Using a single database master encryption key that is stored externally from the database in the OpenEdge key store (dbname.ks) file.

Not including the database master key and object encryption keys in any backup or binary/data dump media. They are not copied with the PROCOPY command either.

Enforcing strong passphrase protection on the OpenEdge encryption key store. The passphrase must be entered whenever starting an OpenEdge database server or connecting to an encryption-enabled database single user.

Not allowing anyone, including database administrators, direct access to encryption key values.

Applying multiple levels of encryption to the stored encryption keys.

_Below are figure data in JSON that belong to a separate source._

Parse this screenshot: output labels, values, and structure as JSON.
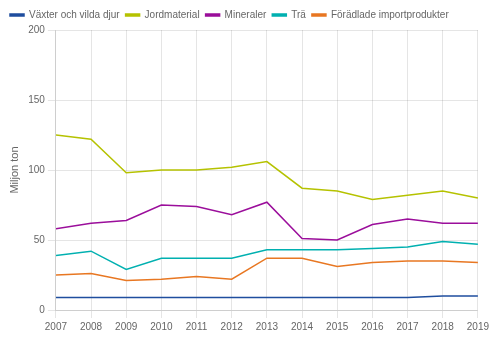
{
  "chart_data": {
    "type": "line",
    "x": [
      2007,
      2008,
      2009,
      2010,
      2011,
      2012,
      2013,
      2014,
      2015,
      2016,
      2017,
      2018,
      2019
    ],
    "series": [
      {
        "name": "Växter och vilda djur",
        "color": "#1f4e9e",
        "values": [
          9,
          9,
          9,
          9,
          9,
          9,
          9,
          9,
          9,
          9,
          9,
          10,
          10
        ]
      },
      {
        "name": "Jordmaterial",
        "color": "#b5c200",
        "values": [
          125,
          122,
          98,
          100,
          100,
          102,
          106,
          87,
          85,
          79,
          82,
          85,
          80
        ]
      },
      {
        "name": "Mineraler",
        "color": "#9b0e9b",
        "values": [
          58,
          62,
          64,
          75,
          74,
          68,
          77,
          51,
          50,
          61,
          65,
          62,
          62
        ]
      },
      {
        "name": "Trä",
        "color": "#00b0b0",
        "values": [
          39,
          42,
          29,
          37,
          37,
          37,
          43,
          43,
          43,
          44,
          45,
          49,
          47
        ]
      },
      {
        "name": "Förädlade importprodukter",
        "color": "#e87722",
        "values": [
          25,
          26,
          21,
          22,
          24,
          22,
          37,
          37,
          31,
          34,
          35,
          35,
          34
        ]
      }
    ],
    "ylabel": "Miljon ton",
    "xlim": [
      2007,
      2019
    ],
    "xticks": [
      2007,
      2008,
      2009,
      2010,
      2011,
      2012,
      2013,
      2014,
      2015,
      2016,
      2017,
      2018,
      2019
    ],
    "ylim": [
      0,
      200
    ],
    "yticks": [
      0,
      50,
      100,
      150,
      200
    ],
    "grid": true,
    "legend": "top"
  }
}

Guaranteeing that database object encryption key values are unique per database and per database object in order to limit the window of data exposure in the event that an encryption key is obtained by an intruder.

Prohibiting encryption keys from being exported, imported, or shared between multiple databases. An exception to this rule is between the database and its Replication and hot standby databases, which must share the same key store.

Preventing database encryption key values from being transported across any OpenEdge network connection, regardless of whether SSL/TLS is utilized.

Disallowing remote ABL database clients to administer database encryption keys, via their database object security policy records, where this sensitive data may be compromised (including Data Dictionary clients).

Providing OpenEdge auditing events configurable to track access and administration of encryption keys and their storage.

Implementing strong passphrases rules for OpenEdge key store.